Pastors Opposing Lecture of Lesbian Bishop at Christian College Are Practicing 'Idolatry of the Bible,' School President Claims
Forrest Harris, president of American Baptist College in Nashville, Tennessee, shot back at a group of pastors protesting the institution's decision to invite a married lesbian bishop to lecture students next week, charging that they're using "idolatry of the Bible" to discriminate against gays.
"It's sad that people use religion and idolatry of the Bible to demoralize same-gender-loving people," said Harris, in an interview with The Tennessean about the decision to allow lesbian Bishop Yvette Flunder of the City of Refuge United Church of Christ, who's married to her same-sex partner Shirley Miller, to speak at the college.
Flunder is scheduled to speak at the college's 58th Garnett-Nabrit Lecture Series on March 18. She's a staunch advocate of same-sex marriage and is shown in the video below voicing that support.
To further explain what he means by "idolatry of the Bible," Harris said: "When people say (the Bible) is synonymous with God and the truth."
"We can't be guided and dictated by a first century worldview," he said.
Pastors protesting against Flunder's invitation to speak a the college have branded the administration's behavior as blatant heresy.
Revs. Randy Vaughn and Dwight McKissick, who are co-coordinators of The National Baptist Fellowship of Concerned Pastors, said Harris' reaction is "disheartening" and "heretical," and charged that he has "trampled on the beliefs of the school's founders."
"It is so disappointing and disheartening that at the American Baptist College, where the land was bought and paid for by Baptists who took the Bible literally, their blood, sweat and tears are being trampled on," said McKissick, who serves as senior pastor of the Cornerstone Baptist Church in Arlington, Texas. "We believe the Bible and its teachings. We believe homosexuality — as a matter of fact all the Bible talks about as sin — is sin."
Harris argued, however, that the protesting pastors criticizing the school's decision have misinterpreted the theology of the Baptist convention.
"I think they have misappropriated the theology of the National Baptist Convention, which says that churches and individuals can hold their own theological beliefs about what they think is right and wrong," Harris asserted. "It's tragic these conservative pastors are in opposition to what education ought to be about, to expose students to critical moral thinkers and a broad education."

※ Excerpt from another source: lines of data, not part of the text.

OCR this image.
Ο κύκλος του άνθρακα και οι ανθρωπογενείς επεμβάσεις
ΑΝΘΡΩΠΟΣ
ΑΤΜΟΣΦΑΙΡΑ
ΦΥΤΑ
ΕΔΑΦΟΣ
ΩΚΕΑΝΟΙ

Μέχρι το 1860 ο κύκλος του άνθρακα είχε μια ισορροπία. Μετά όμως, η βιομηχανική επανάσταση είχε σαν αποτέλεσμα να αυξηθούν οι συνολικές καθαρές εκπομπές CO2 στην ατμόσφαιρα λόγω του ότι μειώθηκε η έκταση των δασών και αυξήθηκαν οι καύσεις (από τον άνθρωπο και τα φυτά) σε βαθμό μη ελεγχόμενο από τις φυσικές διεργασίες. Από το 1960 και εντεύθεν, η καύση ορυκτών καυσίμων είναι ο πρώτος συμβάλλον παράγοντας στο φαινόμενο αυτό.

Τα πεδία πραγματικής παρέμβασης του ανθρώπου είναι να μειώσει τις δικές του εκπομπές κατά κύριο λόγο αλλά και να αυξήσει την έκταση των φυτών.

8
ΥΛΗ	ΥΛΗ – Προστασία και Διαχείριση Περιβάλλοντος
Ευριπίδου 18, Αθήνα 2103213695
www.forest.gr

In an op-ed for SBC Voices, McKissick firmly contends that while the National Baptist Convention, the largest predominantly African-American Christian denomination in the United States with which the college is affiliated, does not have an official position on same-sex marriage, it has informally stood against the practice.
"The Southern Baptist Convention has gone on record many, many times, officially, by way of resolution, declaring a non-negotiable, non-compromising, emphatically clear position that marriage is between one man and one woman," McKissick said.
"President William J. Shaw and President Julius Scruggs (immediate past presidents) have gone on record declaring personal convictions in writing, that the NBC believes that marriage biblically is between a man and a woman; but there has never been an official declaration, voted on by the NBC in their annual session that specifies that the NBC believes that marriage is exclusively between a man and a woman," he continued.
"I was present in Jackson, Mississippi, at the NBC Mid-Winter Board Meeting, this past January when the newly elected President (September 2014) of the NBC, Jerry Young, announced that he will appoint or already had appointed a resolutions committee to develop a resolution/position statement to be voted on by the NBC later this year, on the subject of same-sex marriage," McKissick added. "It is certainly high time that the largest organized body of Black Christians anywhere in the world take a definitive, official stand on this subject."